AN EAST FREMANTLE woman pushing for gender equality in the workplace has won the business award at this year’s West Australian of the Year ceremony.
Diane Smith-Gander spent 24 years working interstate and overseas because of a lack of job opportunities in WA, before eventually moving back home.
“I hope in the future that women won’t need to leave Perth to progress their careers,” she says.
“Things are really changing – three of the four vice chancellors of our major universities are women.”
She added that she was heartened by the recent appointment of women to executive positions at Woodside, South32 and Fortescue.
The first elected president of Chief Executive Women, Ms Smith-Gander hopes the organisation can “educate and influence all businesses and levels of government on the importance of gender balance, through advocacy, targeted programs and scholarships.”
She says CEW is popular and has doubled its membership.
“WA now has a vibrant chapter with women in indigenous leadership, mining, education, public service, not for profits, professional services, and corporations.”
“My next 25 years are going to be my most powerful. I plan to keep telling it like it is and pushing women to say ‘yes’ to opportunities.”
Her father was a Melville citizen of the year and her mother a WA senior citizen of the year, for her services to the Red Cross.

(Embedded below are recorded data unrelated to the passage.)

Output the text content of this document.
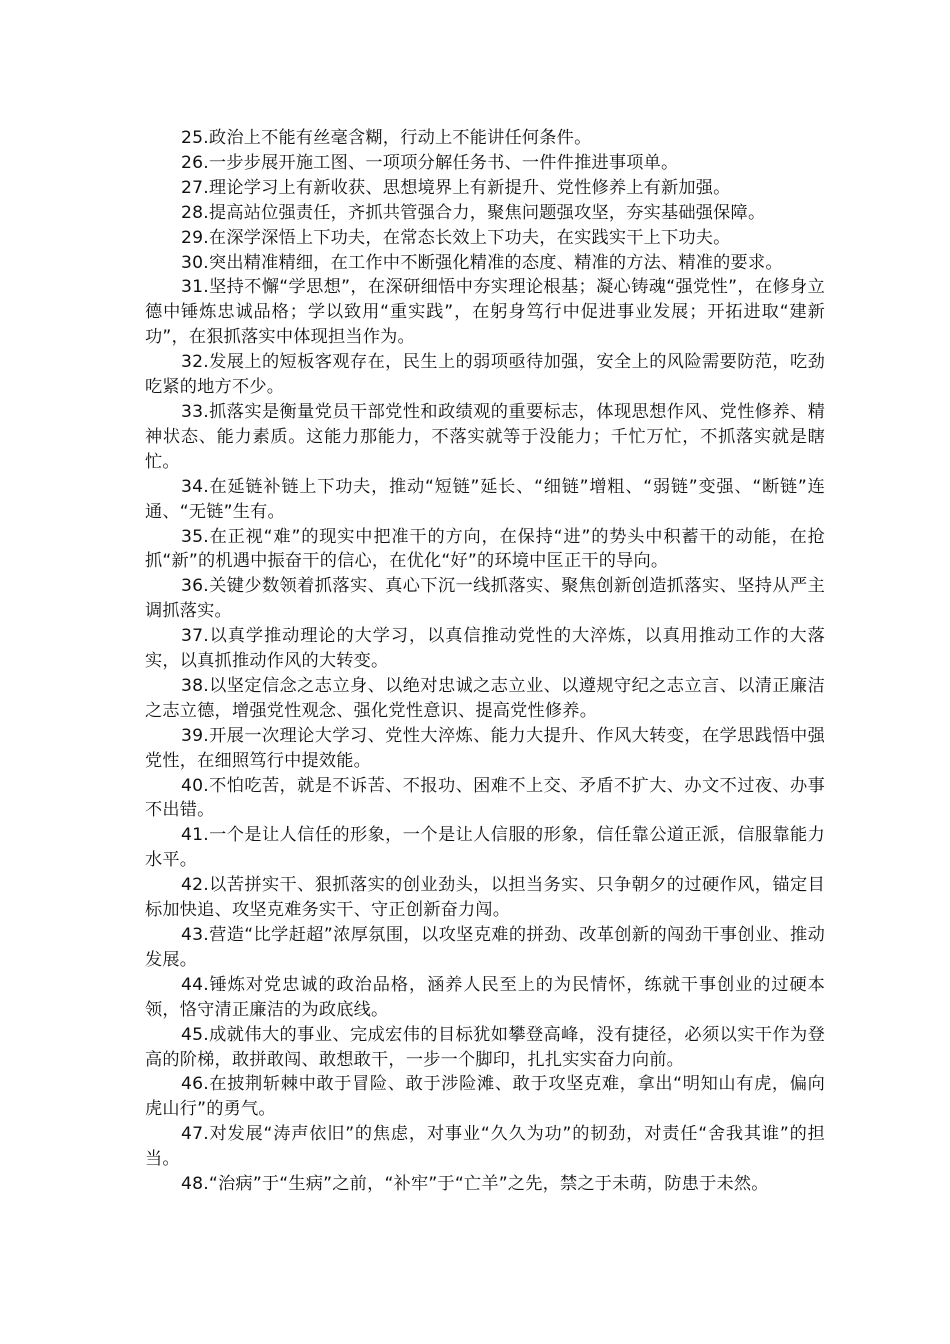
25.政治上不能有丝毫含糊，行动上不能讲任何条件。

26.一步步展开施工图、一项项分解任务书、一件件推进事项单。

27.理论学习上有新收获、思想境界上有新提升、党性修养上有新加强。

28.提高站位强责任，齐抓共管强合力，聚焦问题强攻坚，夯实基础强保障。

29.在深学深悟上下功夫，在常态长效上下功夫，在实践实干上下功夫。

30.突出精准精细，在工作中不断强化精准的态度、精准的方法、精准的要求。

31.坚持不懈“学思想”，在深研细悟中夯实理论根基；凝心铸魂“强党性”，在修身立德中锤炼忠诚品格；学以致用“重实践”，在躬身笃行中促进事业发展；开拓进取“建新功”，在狠抓落实中体现担当作为。

32.发展上的短板客观存在，民生上的弱项亟待加强，安全上的风险需要防范，吃劲吃紧的地方不少。

33.抓落实是衡量党员干部党性和政绩观的重要标志，体现思想作风、党性修养、精神状态、能力素质。这能力那能力，不落实就等于没能力；千忙万忙，不抓落实就是瞎忙。

34.在延链补链上下功夫，推动“短链”延长、“细链”增粗、“弱链”变强、“断链”连通、“无链”生有。

35.在正视“难”的现实中把准干的方向，在保持“进”的势头中积蓄干的动能，在抢抓“新”的机遇中振奋干的信心，在优化“好”的环境中匡正干的导向。

36.关键少数领着抓落实、真心下沉一线抓落实、聚焦创新创造抓落实、坚持从严主调抓落实。

37.以真学推动理论的大学习，以真信推动党性的大淬炼，以真用推动工作的大落实，以真抓推动作风的大转变。

38.以坚定信念之志立身、以绝对忠诚之志立业、以遵规守纪之志立言、以清正廉洁之志立德，增强党性观念、强化党性意识、提高党性修养。

39.开展一次理论大学习、党性大淬炼、能力大提升、作风大转变，在学思践悟中强党性，在细照笃行中提效能。

40.不怕吃苦，就是不诉苦、不报功、困难不上交、矛盾不扩大、办文不过夜、办事不出错。

41.一个是让人信任的形象，一个是让人信服的形象，信任靠公道正派，信服靠能力水平。

42.以苦拼实干、狠抓落实的创业劲头，以担当务实、只争朝夕的过硬作风，锚定目标加快追、攻坚克难务实干、守正创新奋力闯。

43.营造“比学赶超”浓厚氛围，以攻坚克难的拼劲、改革创新的闯劲干事创业、推动发展。

44.锤炼对党忠诚的政治品格，涵养人民至上的为民情怀，练就干事创业的过硬本领，恪守清正廉洁的为政底线。

45.成就伟大的事业、完成宏伟的目标犹如攀登高峰，没有捷径，必须以实干作为登高的阶梯，敢拼敢闯、敢想敢干，一步一个脚印，扎扎实实奋力向前。

46.在披荆斩棘中敢于冒险、敢于涉险滩、敢于攻坚克难，拿出“明知山有虎，偏向虎山行”的勇气。

47.对发展“涛声依旧”的焦虑，对事业“久久为功”的韧劲，对责任“舍我其谁”的担当。

48.“治病”于“生病”之前，“补牢”于“亡羊”之先，禁之于未萌，防患于未然。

“When I won this award I felt like WA was really welcoming me back and forgiving me for being away for 24 years,” says Ms Smith-Gander, who’s on the boards of Wesfarmers, AGL energy, Keystart Homes and UWA’s business school advisory board. She is also the director of the committee for the economic development of Australia, advocating women’s workplace rights and encouraging them to reach their full potential.